Die Bibliothek beherbergt nun jedes Buch der Hebräischen Bibel in neun Sprachen: Englisch (ASV 1901) sowie acht importierte gemeinfreie Übersetzungen, die Deutsch, Spanisch, Französisch, Japanisch, Koreanisch, Russisch, Vereinfachtes Chinesisch und Traditionelles Chinesisch abdecken. Jeder Vers wird in der Sprache der Leserin neben dem kanonischen englischen Text dargestellt, wobei die importierte Ausgabe, das Jahr und die Lizenz pro Buch im Katalog vermerkt sind. Die Wahl der Ausgabe pro Sprache ist auf einer Methodenseite der Docs-Site dokumentiert.

Was ausgeliefert wurde

Seit dem 7. Juni 2026 beherbergt die Wheel-of-Heaven-Bibliothek die vollständige Hebräische Bibel — von Genesis bis Zephanja, sechsunddreißig Bücher — in neun Sprachen. Jedes Kapitel stellt die englische ASV-Grundlage von 1901 neben importierten gemeinfreien Ausgaben in Deutsch, Spanisch, Französisch, Japanisch, Koreanisch, Russisch, Vereinfachtem Chinesisch und Traditionellem Chinesisch dar. Leserinnen und Leser, die die Bibliothek in einer der neun Sprachversionen der Seite konsultieren, sehen den Text nun in ihrer Lesesprache, ohne den Umweg über das Englische nehmen zu müssen.

Die importierten Ausgaben sind benannt, datiert und offen lizenziert.

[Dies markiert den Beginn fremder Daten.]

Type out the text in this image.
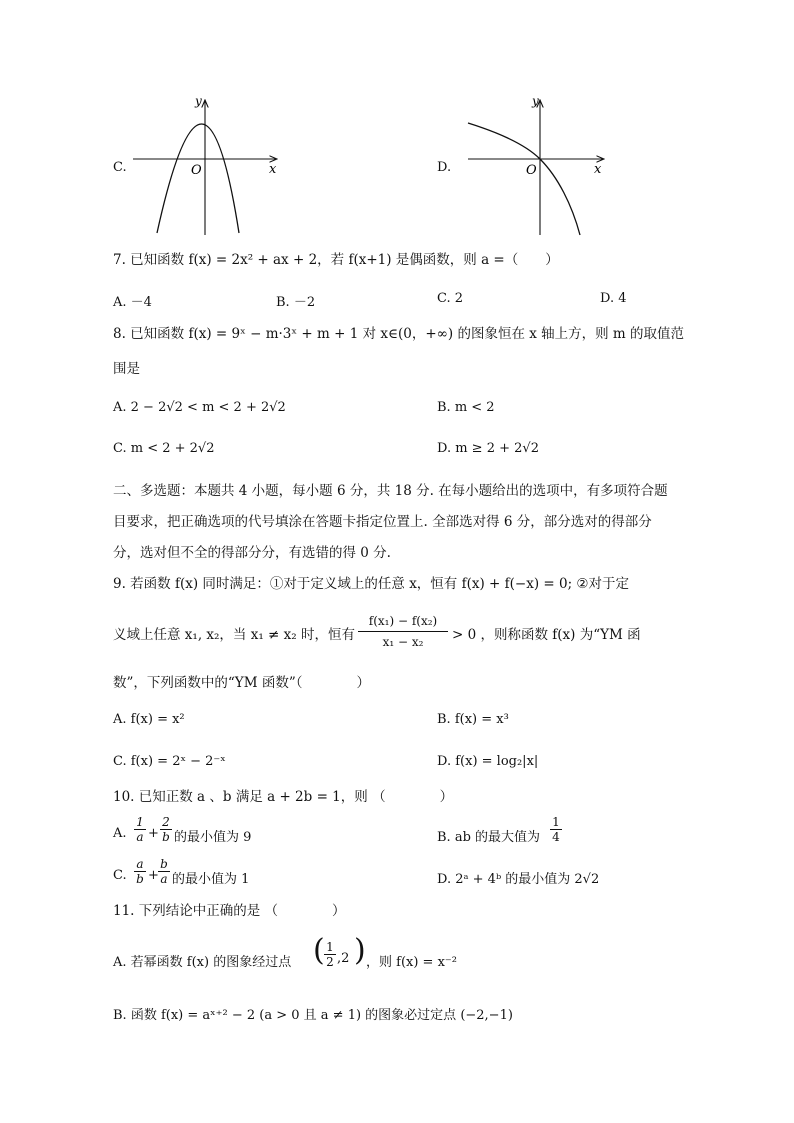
C.
y
x
O	D.
y
x
O
7. 已知函数 f(x) = 2x² + ax + 2，若 f(x+1) 是偶函数，则 a =（　　）
A. －4	B. －2	C. 2	D. 4
8. 已知函数 f(x) = 9ˣ − m·3ˣ + m + 1 对 x∈(0，+∞) 的图象恒在 x 轴上方，则 m 的取值范
围是
A. 2 − 2√2 < m < 2 + 2√2	B. m < 2
C. m < 2 + 2√2	D. m ≥ 2 + 2√2
二、多选题：本题共 4 小题，每小题 6 分，共 18 分. 在每小题给出的选项中，有多项符合题
目要求，把正确选项的代号填涂在答题卡指定位置上. 全部选对得 6 分，部分选对的得部分
分，选对但不全的得部分分，有选错的得 0 分.
9. 若函数 f(x) 同时满足：①对于定义域上的任意 x，恒有 f(x) + f(−x) = 0; ②对于定
义域上任意 x₁, x₂，当 x₁ ≠ x₂ 时，恒有 $\frac{\text{f(x₁) − f(x₂)}}{\text{x₁ − x₂}} > 0$ ，则称函数 f(x) 为“YM 函
数”，下列函数中的“YM 函数”（　　　　）
A. f(x) = x²	B. f(x) = x³
C. f(x) = 2ˣ − 2⁻ˣ	D. f(x) = log₂|x|
10. 已知正数 a 、b 满足 a + 2b = 1，则 （　　　　）
A. $\frac{1}{a} + \frac{2}{b}$ 的最小值为 9	B. ab 的最大值为 $\frac{1}{4}$
C. $\frac{a}{b} + \frac{b}{a}$ 的最小值为 1	D. 2ᵃ + 4ᵇ 的最小值为 2√2
11. 下列结论中正确的是 （　　　　）
A. 若幂函数 f(x) 的图象经过点 ( $\frac{1}{2} ,2$ ) ，则 f(x) = x⁻²
B. 函数 f(x) = aˣ⁺² − 2 (a > 0 且 a ≠ 1) 的图象必过定点 (−2,−1)
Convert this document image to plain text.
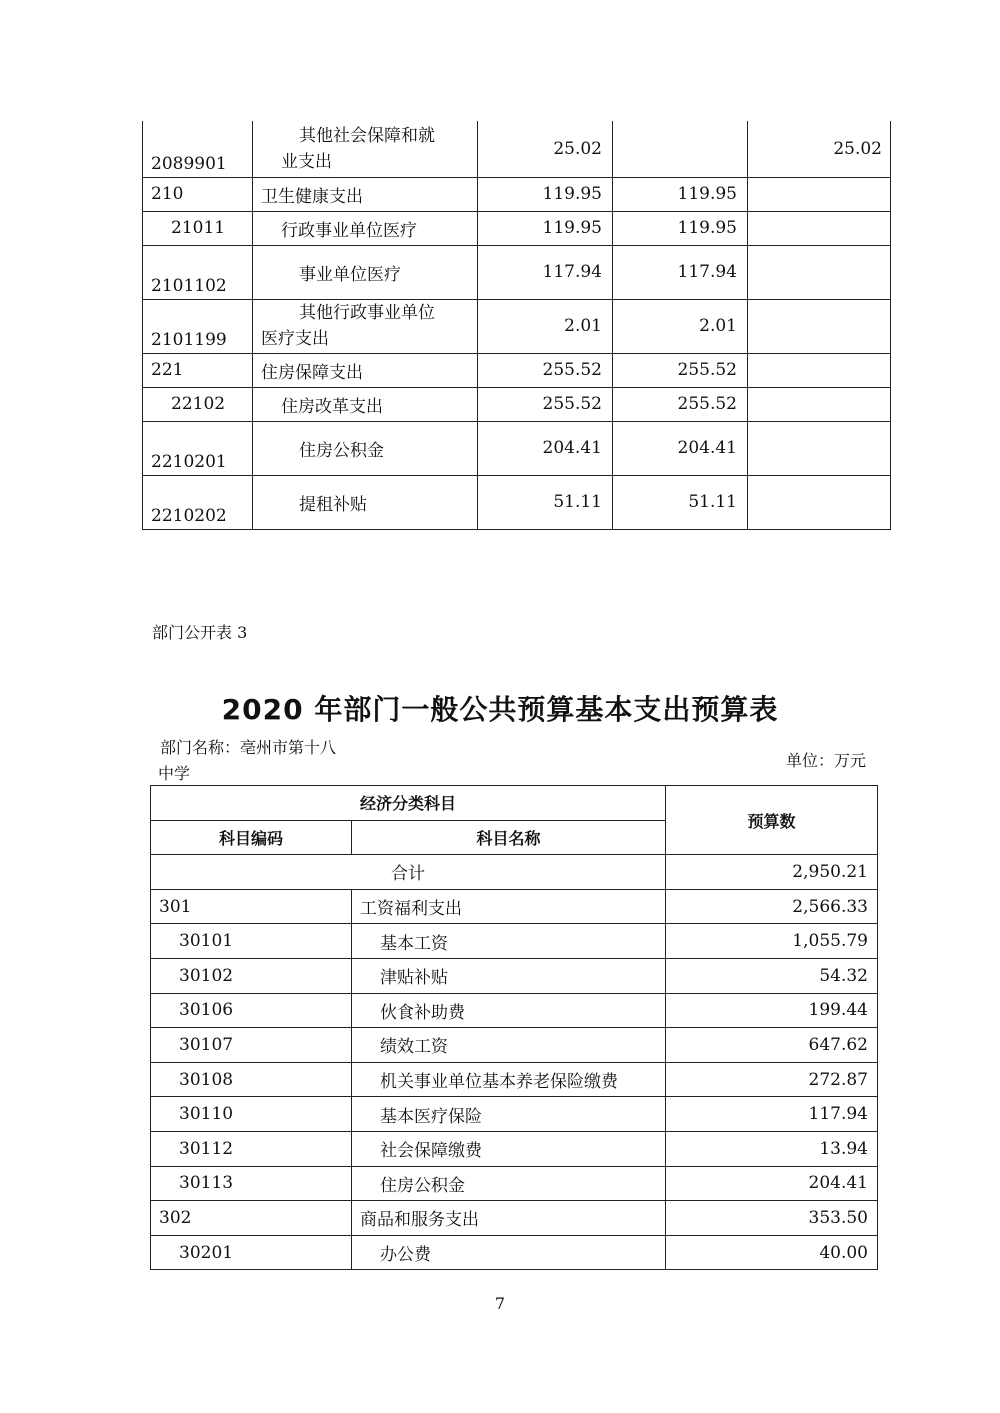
2089901	其他社会保障和就
业支出	25.02		25.02
210	卫生健康支出	119.95	119.95	
21011	行政事业单位医疗	119.95	119.95	
2101102	事业单位医疗	117.94	117.94	
2101199	其他行政事业单位
医疗支出	2.01	2.01	
221	住房保障支出	255.52	255.52	
22102	住房改革支出	255.52	255.52	
2210201	住房公积金	204.41	204.41	
2210202	提租补贴	51.11	51.11	
部门公开表 3
2020 年部门一般公共预算基本支出预算表
部门名称：亳州市第十八
中学
单位：万元
经济分类科目		预算数
科目编码	科目名称	
合计		2,950.21
301	工资福利支出	2,566.33
30101	基本工资	1,055.79
30102	津贴补贴	54.32
30106	伙食补助费	199.44
30107	绩效工资	647.62
30108	机关事业单位基本养老保险缴费	272.87
30110	基本医疗保险	117.94
30112	社会保障缴费	13.94
30113	住房公积金	204.41
302	商品和服务支出	353.50
30201	办公费	40.00
7
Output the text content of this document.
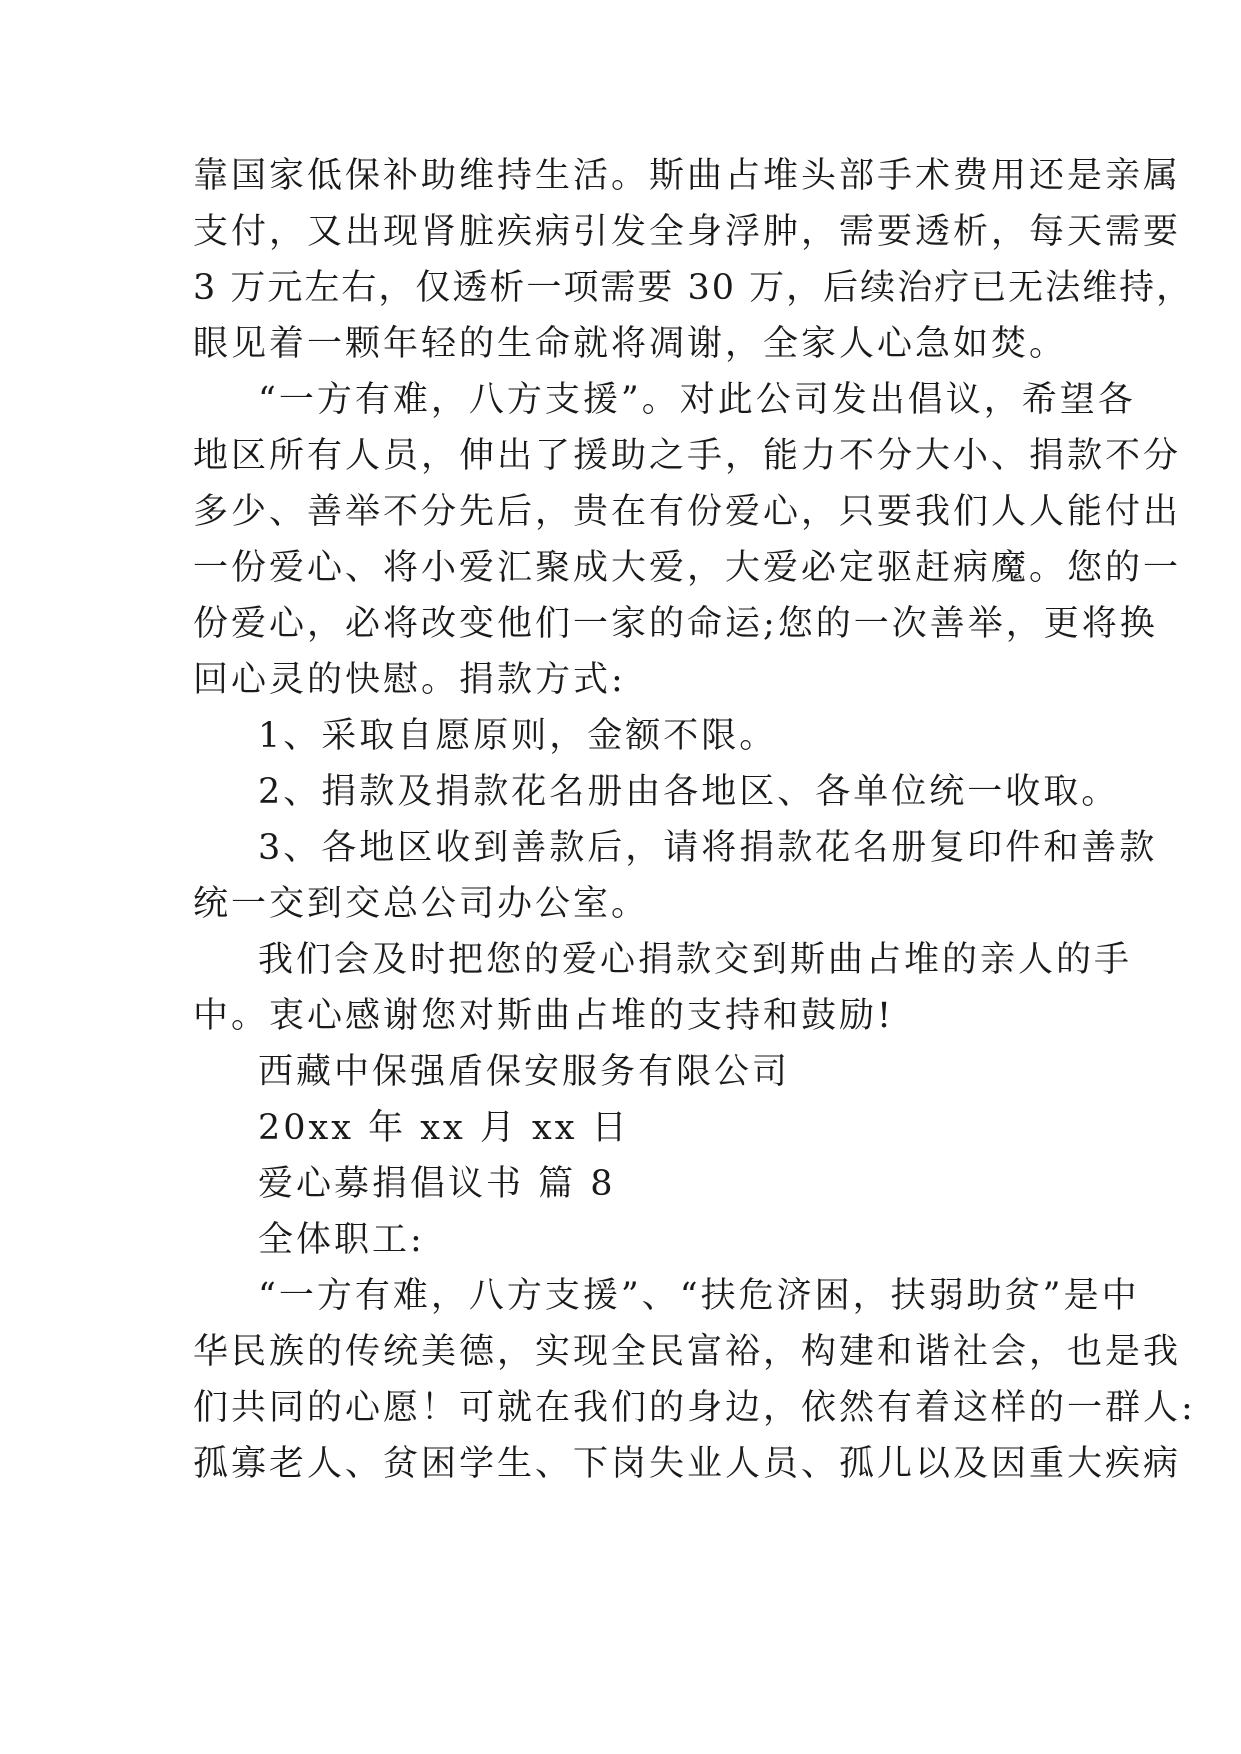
靠国家低保补助维持生活。斯曲占堆头部手术费用还是亲属

支付，又出现肾脏疾病引发全身浮肿，需要透析，每天需要

3 万元左右，仅透析一项需要 30 万，后续治疗已无法维持，

眼见着一颗年轻的生命就将凋谢，全家人心急如焚。

“一方有难，八方支援”。对此公司发出倡议，希望各

地区所有人员，伸出了援助之手，能力不分大小、捐款不分

多少、善举不分先后，贵在有份爱心，只要我们人人能付出

一份爱心、将小爱汇聚成大爱，大爱必定驱赶病魔。您的一

份爱心，必将改变他们一家的命运;您的一次善举，更将换

回心灵的快慰。捐款方式:

1、采取自愿原则，金额不限。

2、捐款及捐款花名册由各地区、各单位统一收取。

3、各地区收到善款后，请将捐款花名册复印件和善款

统一交到交总公司办公室。

我们会及时把您的爱心捐款交到斯曲占堆的亲人的手

中。衷心感谢您对斯曲占堆的支持和鼓励!

西藏中保强盾保安服务有限公司

20xx 年 xx 月 xx 日

爱心募捐倡议书 篇 8

全体职工:

“一方有难，八方支援”、“扶危济困，扶弱助贫”是中

华民族的传统美德，实现全民富裕，构建和谐社会，也是我

们共同的心愿！可就在我们的身边，依然有着这样的一群人:

孤寡老人、贫困学生、下岗失业人员、孤儿以及因重大疾病
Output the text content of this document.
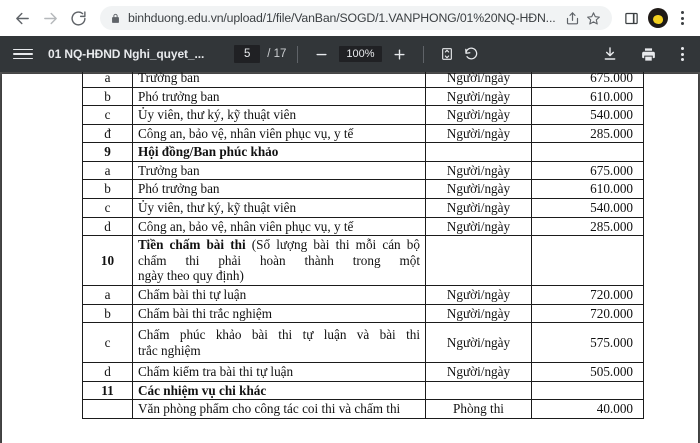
binhduong.edu.vn/upload/1/file/VanBan/SOGD/1.VANPHONG/01%20NQ-HĐN...
01 NQ-HĐND Nghi_quyet_...
5	/ 17	100%
a	Trưởng ban	Người/ngày	675.000
b	Phó trưởng ban	Người/ngày	610.000
c	Ủy viên, thư ký, kỹ thuật viên	Người/ngày	540.000
đ	Công an, bảo vệ, nhân viên phục vụ, y tế	Người/ngày	285.000
9	Hội đồng/Ban phúc khảo		
a	Trưởng ban	Người/ngày	675.000
b	Phó trưởng ban	Người/ngày	610.000
c	Ủy viên, thư ký, kỹ thuật viên	Người/ngày	540.000
d	Công an, bảo vệ, nhân viên phục vụ, y tế	Người/ngày	285.000
10	Tiền chấm bài thi (Số lượng bài thi mỗi cán bộ chấm thi phải hoàn thành trong một
ngày theo quy định)		

a	Chấm bài thi tự luận	Người/ngày	720.000
b	Chấm bài thi trắc nghiệm	Người/ngày	720.000
c	Chấm phúc khảo bài thi tự luận và bài thi
trắc nghiệm	Người/ngày	575.000
d	Chấm kiểm tra bài thi tự luận	Người/ngày	505.000
11	Các nhiệm vụ chi khác		
	Văn phòng phẩm cho công tác coi thi và chấm thi	Phòng thi	40.000
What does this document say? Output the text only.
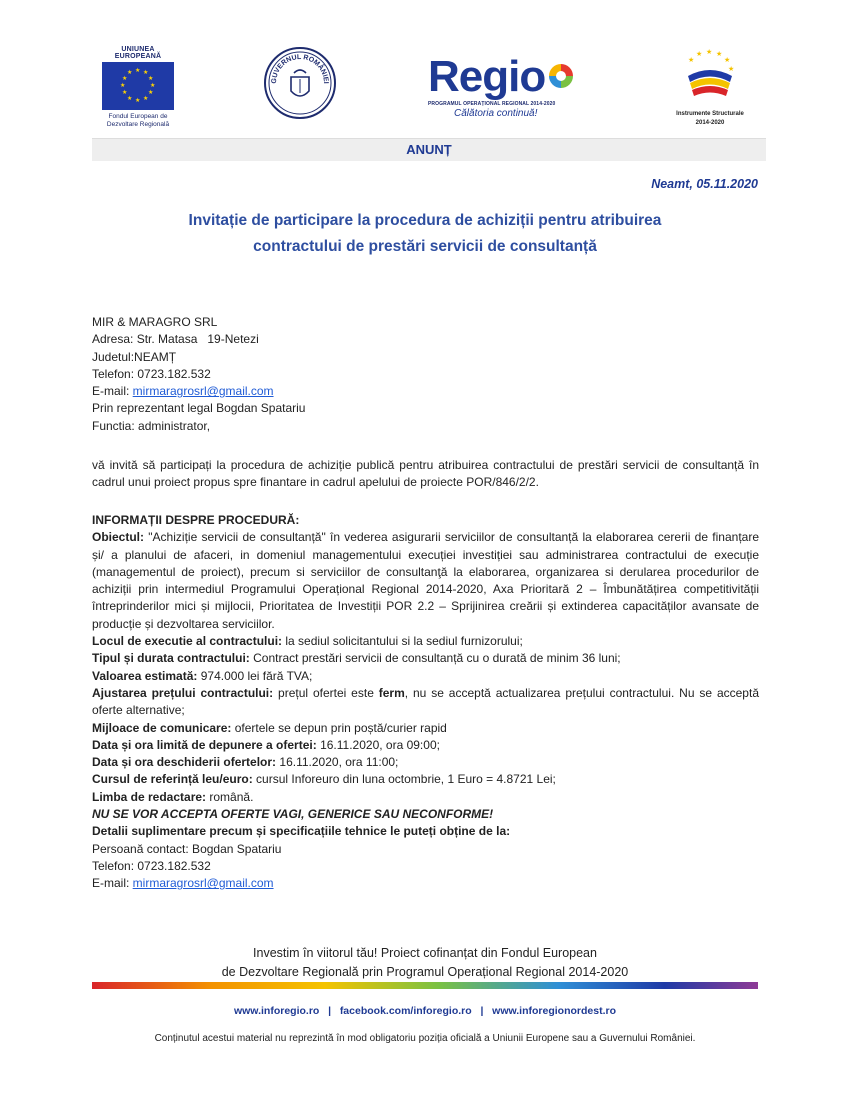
UNIUNEA EUROPEANĂ
★ ★
★
★
★
★
★
★
★
★
★
★
Fondul European de
Dezvoltare Regională
GUVERNUL ROMÂNIEI Regio
PROGRAMUL OPERAȚIONAL REGIONAL 2014-2020
Călătoria continuă!
★ ★
★
★
★
★
Instrumente Structurale
2014-2020
ANUNȚ
Neamt, 05.11.2020
Invitație de participare la procedura de achiziții pentru atribuirea
contractului de prestări servicii de consultanță
MIR & MARAGRO SRL
Adresa: Str. Matasa   19-Netezi
Judetul:NEAMȚ
Telefon: 0723.182.532
E-mail: mirmaragrosrl@gmail.com
Prin reprezentant legal Bogdan Spatariu
Functia: administrator,
vă invită să participați la procedura de achiziție publică pentru atribuirea contractului de prestări servicii de consultanță în cadrul unui proiect propus spre finantare in cadrul apelului de proiecte POR/846/2/2.
INFORMAȚII DESPRE PROCEDURĂ:
Obiectul: "Achiziție servicii de consultanță" în vederea asigurarii serviciilor de consultanță la elaborarea cererii de finanțare și/ a planului de afaceri, in domeniul managementului execuției investiției sau administrarea contractului de execuție (managementul de proiect), precum si serviciilor de consultanţă la elaborarea, organizarea si derularea procedurilor de achiziții prin intermediul Programului Operațional Regional 2014-2020, Axa Prioritară 2 – Îmbunătățirea competitivității întreprinderilor mici și mijlocii, Prioritatea de Investiții POR 2.2 – Sprijinirea creării și extinderea capacităților avansate de producție și dezvoltarea serviciilor.
Locul de executie al contractului: la sediul solicitantului si la sediul furnizorului;
Tipul și durata contractului: Contract prestări servicii de consultanță cu o durată de minim 36 luni;
Valoarea estimată: 974.000 lei fără TVA;
Ajustarea prețului contractului: prețul ofertei este ferm, nu se acceptă actualizarea prețului contractului. Nu se acceptă oferte alternative;
Mijloace de comunicare: ofertele se depun prin poștă/curier rapid
Data și ora limită de depunere a ofertei: 16.11.2020, ora 09:00;
Data și ora deschiderii ofertelor: 16.11.2020, ora 11:00;
Cursul de referință leu/euro: cursul Inforeuro din luna octombrie, 1 Euro = 4.8721 Lei;
Limba de redactare: română.
NU SE VOR ACCEPTA OFERTE VAGI, GENERICE SAU NECONFORME!
Detalii suplimentare precum și specificațiile tehnice le puteți obține de la:
Persoană contact: Bogdan Spatariu
Telefon: 0723.182.532
E-mail: mirmaragrosrl@gmail.com
Investim în viitorul tău! Proiect cofinanțat din Fondul European
de Dezvoltare Regională prin Programul Operațional Regional 2014-2020
www.inforegio.ro | facebook.com/inforegio.ro | www.inforegionordest.ro
Conținutul acestui material nu reprezintă în mod obligatoriu poziția oficială a Uniunii Europene sau a Guvernului României.
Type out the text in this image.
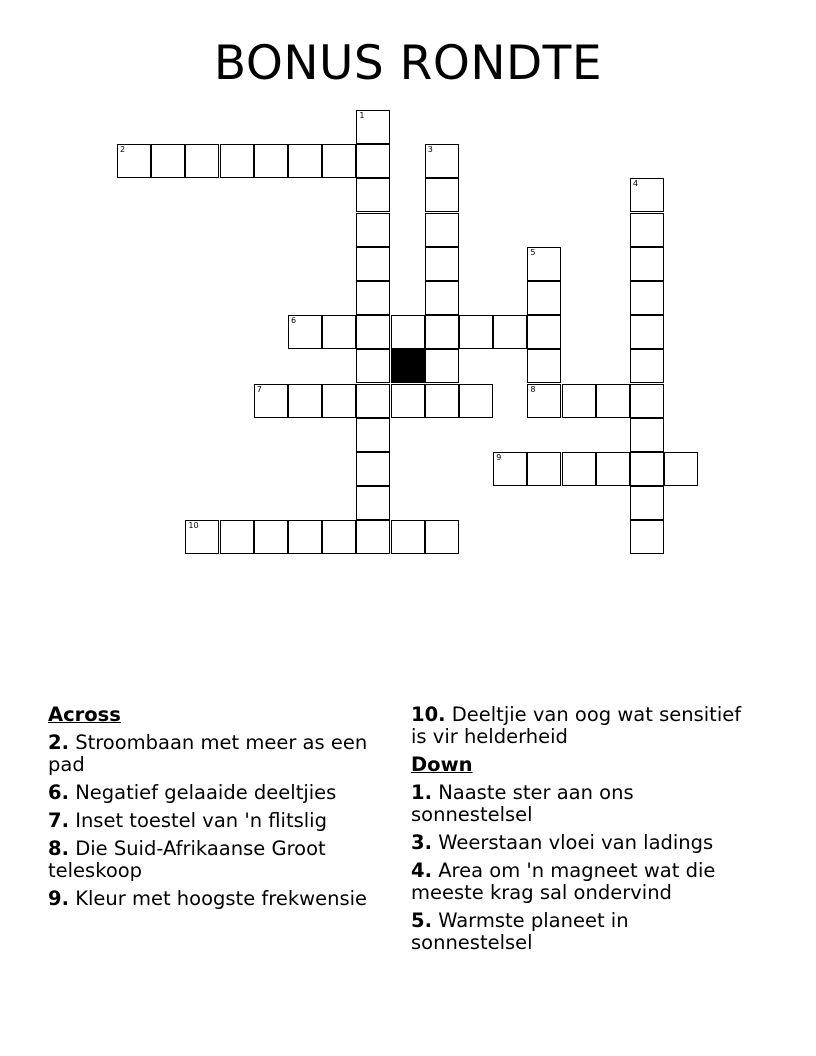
BONUS RONDTE
1
2	3
4
5
8
6
7
9
10
Across
2. Stroombaan met meer as een pad
6. Negatief gelaaide deeltjies
7. Inset toestel van 'n flitslig
8. Die Suid-Afrikaanse Groot teleskoop
9. Kleur met hoogste frekwensie
10. Deeltjie van oog wat sensitief is vir helderheid
Down
1. Naaste ster aan ons sonnestelsel
3. Weerstaan vloei van ladings
4. Area om 'n magneet wat die meeste krag sal ondervind
5. Warmste planeet in sonnestelsel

Der Katalog dokumentiert zudem die sprachspezifische Abdeckung: Wo Verszählungsverschiebungen zwischen der masoretischen und der Vulgata- oder Synodal-Tradition einen Vers nicht alignieren lassen, bleibt die englische ASV als Rückfallebene erhalten.

SpracheAusgabeJahrLizenz
EnglischAmerican Standard Version (ASV)1901Gemeinfrei
DeutschElberfelder1905Gemeinfrei
SpanischReina-Valera1909Gemeinfrei
FranzösischCrampon (gemeinfreier Dhorme für Hiob, Samuel, wo vorhanden)1923Gemeinfrei
Japanisch口語訳 (Kougo-yaku)1955Gemeinfrei (Urheberpersönlichkeitsrechte)
KoreanischKorean Revised Version (KRV)1961Gemeinfrei
RussischSynodal1876Gemeinfrei
Vereinfachtes ChinesischChinese Union Version (和合本)1919Gemeinfrei
Traditionelles ChinesischChinese Union Version (和合本)1919Gemeinfrei

Die Herkunft pro Buch — Übersetzungsname, Jahr, Lizenz, Quell-URL, Abrufdatum — ist in data-library/catalog.json für jeden Eintrag unter dem Block translations.{lang} des jeweiligen Buchs erfasst.

Warum wortgetreue Übersetzungen

Jede oben aufgeführte importierte Ausgabe ist nach ihrer Übersetzungstheorie eine formaläquivalente Übersetzung — gelegentlich locker „wortgetreu“ genannt. Die ausgewählten Ausgaben stehen auf der konkordanten Seite ihrer jeweiligen Traditionen: Die Elberfelder gilt bekanntlich als die wortgetreueste deutsche Bibel der Neuzeit; Reina-Valera, Crampon, die Synodal, die KRV und die Chinese Union Version gehören in ihren jeweiligen Sprachen alle derselben formaläquivalenten Linie an. Das 口語訳 ist die umgangssprachlich-japanische Modernisierung der klassischen 文語訳 — nach den Maßstäben der Tradition weiterhin formaläquivalent, ausdrücklich gegenüber der funktionaläquivalenten 新共同訳 (1987) positioniert, die später zum japanischen katholisch-protestantischen Standard wurde.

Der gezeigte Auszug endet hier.